C’est une question à laquelle j’avais déjà commencé à répondre dans le magazine parenthèse de l’été 2024, mais qui mérite, à mon sens, un approfondissement, surtout depuis que le Président Macron s’est dit favorable à « limiter l’usage des téléphones avant 11 ans et surtout l’accès aux réseaux sociaux avant l’âge de 15 ans ».
Alors qu’est-ce qu’on fait avec nos enfants ? On interdit ? On limite ? On ne fait rien ? On essaie de répondre dans cet article.
Ce qui pose problème pour répondre à cette question, c’est qu’il n’existe pas (à notre connaissance) d’étude scientifique qui établirait de façon indiscutable s’il faut (ou non) interdire ou limiter l’accès des jeunes à internet et aux réseaux sociaux, et surtout à quel âge. On se rend effectivement compte de la difficulté de réaliser une telle étude qui devrait trouver un groupe témoin d’enfants nouveau-nés qui ne serait jamais exposé au numérique, que l’on comparerait à un groupe équivalent que l’on exposerait à 1 ans, puis un autre à 2 ans etc… Quand tous ces participants auraient atteint l’âge de 15, 18, 20 ou 30 ans par exemple, on réaliserait tout un tas de mesures et on verrait alors quel groupe a le mieux (ou le moins bien) évolué, et nous pourrions en tirer des conclusions fiables.
Je souhaite bon courage à tous mes amis chercheurs qui seraient tentés par un tel protocole expérimental. Mais en l’absence d’une telle étude, nous n’avons pas d’autres choix que de définir des âges limites en fonction de ce que nous savons du développement psycho-affectif et cognitif de l’enfant et l’adolescent. Les âges de 11 et 15 ans ont donc été choisis car ils correspondent à des stades de développement permettant à l’enfant d’appréhender correctement cet environnement complexe et particulier qu’est le monde numérique. Il en est de même pour les âges limitant l’accès à certains programmes télévisés, certaines séries ou films, certaines applis ou encore certains jeux vidéos (nous vous invitons à respecter ces recommandations).
Le choix des âges repose donc sur un consensus et peut donc être encore discuté. Mais pour le reste, on interdit l’accès à internet aux enfants ou pas ? Pour répondre, je vous propose de mettre en parallèle 3 études scientifiques récentes assez représentatives des publications actuelles.

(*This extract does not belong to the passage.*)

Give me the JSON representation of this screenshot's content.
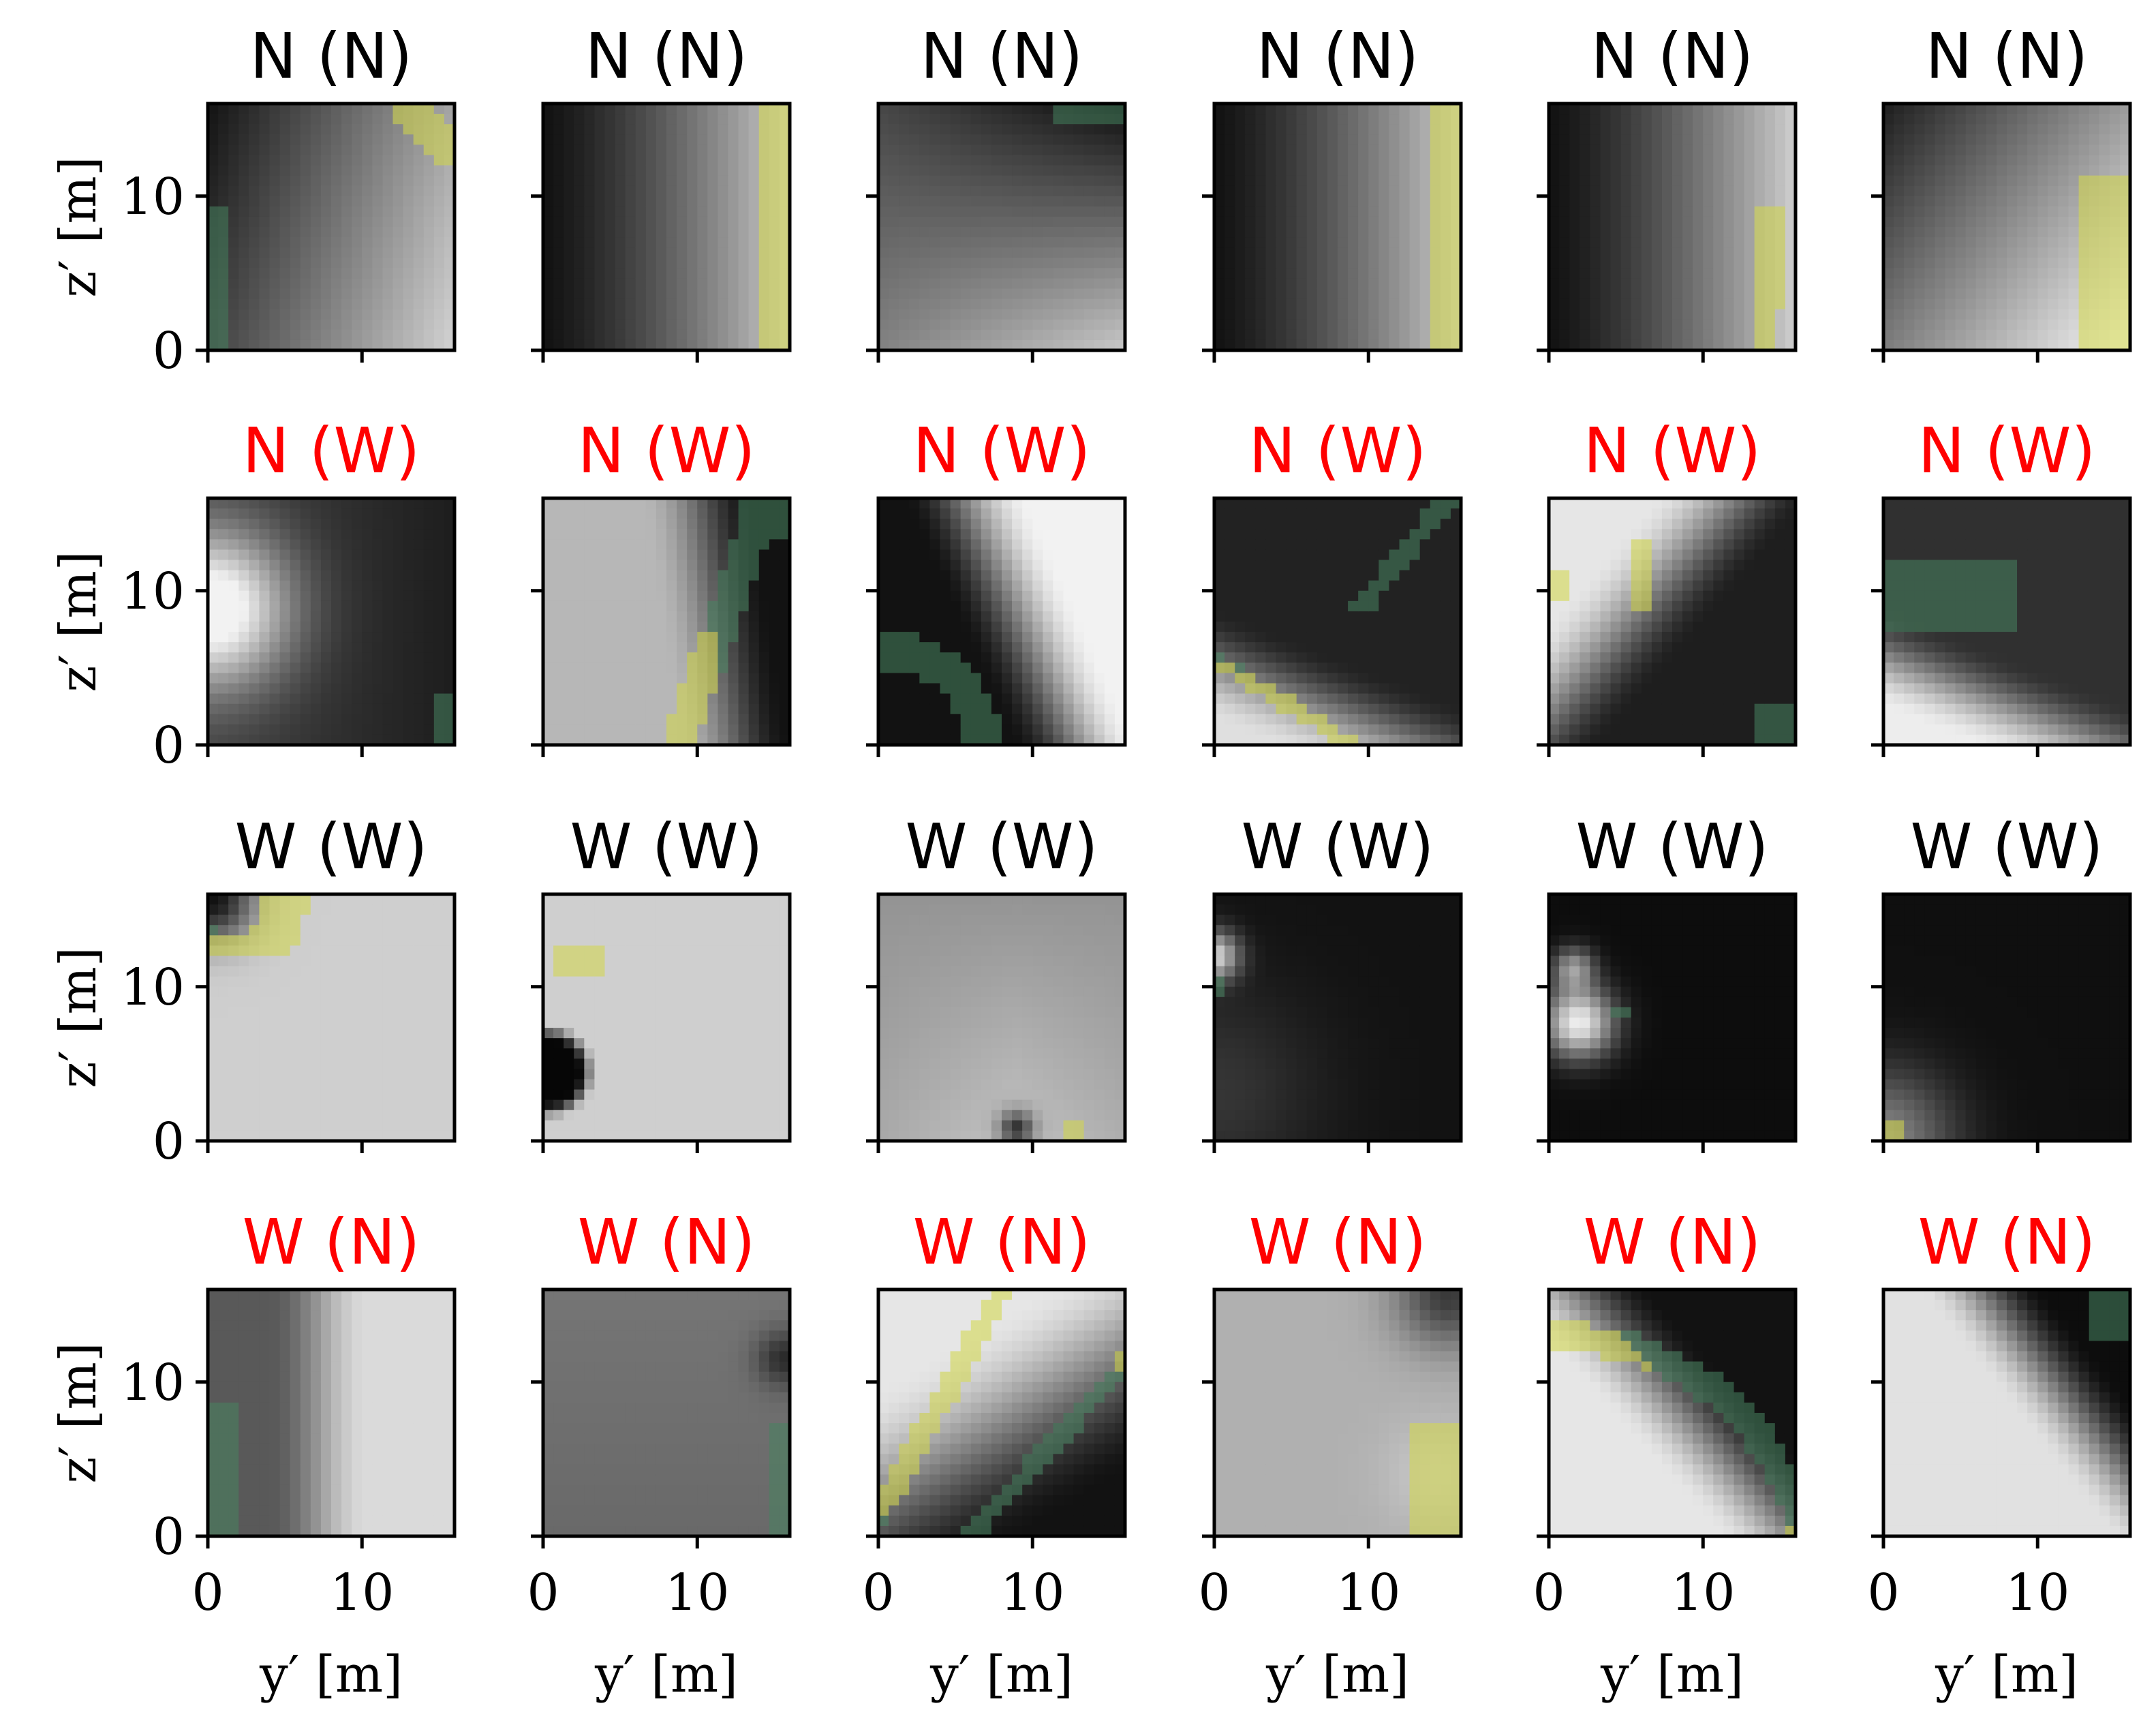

La première de ces études date de 2020 et a mesuré (grâce à des questionnaires spécifiques) le niveau de bien-être de 154 981 adolescents de 29 pays différents. Ces résultats ont ensuite été comparé à l’intensité avec laquelle les adolescents utilisaient les réseaux sociaux. Autrement dit, les chercheurs ont voulu savoir si le temps passé sur les réseaux sociaux influençait le niveau de bien-être des adolescents, et si cette éventuelle relation changeait dans les différents pays étudiés.
Les résultats de cette étude sont très intéressants, car ils montrent qu’il existe bien une relation entre l’intensité de l’usage des réseaux sociaux et le niveau de « satisfaction de vie » des adolescents, mais que celle-ci n’est pas constante: elle change en fonction des cultures des pays vis-à-vis du numérique. Dans les pays où les adolescents évoluent dans un environnement peu connecté (Suisse, Pays-Bas, Danemark…), les enfants passant beaucoup de temps sur les réseaux sociaux rapportent un niveau de « satisfaction de vie » (et de soutien familial) plus faible ainsi que davantage de problèmes psychologiques que les enfants qui passent peu de temps sur leurs réseaux. C’est à dire que, pour un enfant qui évolue au milieu d’autres enfants qui utilisent peu les différentes plateformes numériques, le fait d’y passer beaucoup de temps sera préjudiciable à sa propre santé mentale.
MAIS, dans un environnement « connecté », ce sont cette fois les enfants qui présentent un usage important des réseaux sociaux qui rapportent un niveau de « satisfaction de vie » supérieur, davantage de soutien familial et un niveau similaire de plaintes psychologiques que les enfants qui utilisent peu les réseaux sociaux.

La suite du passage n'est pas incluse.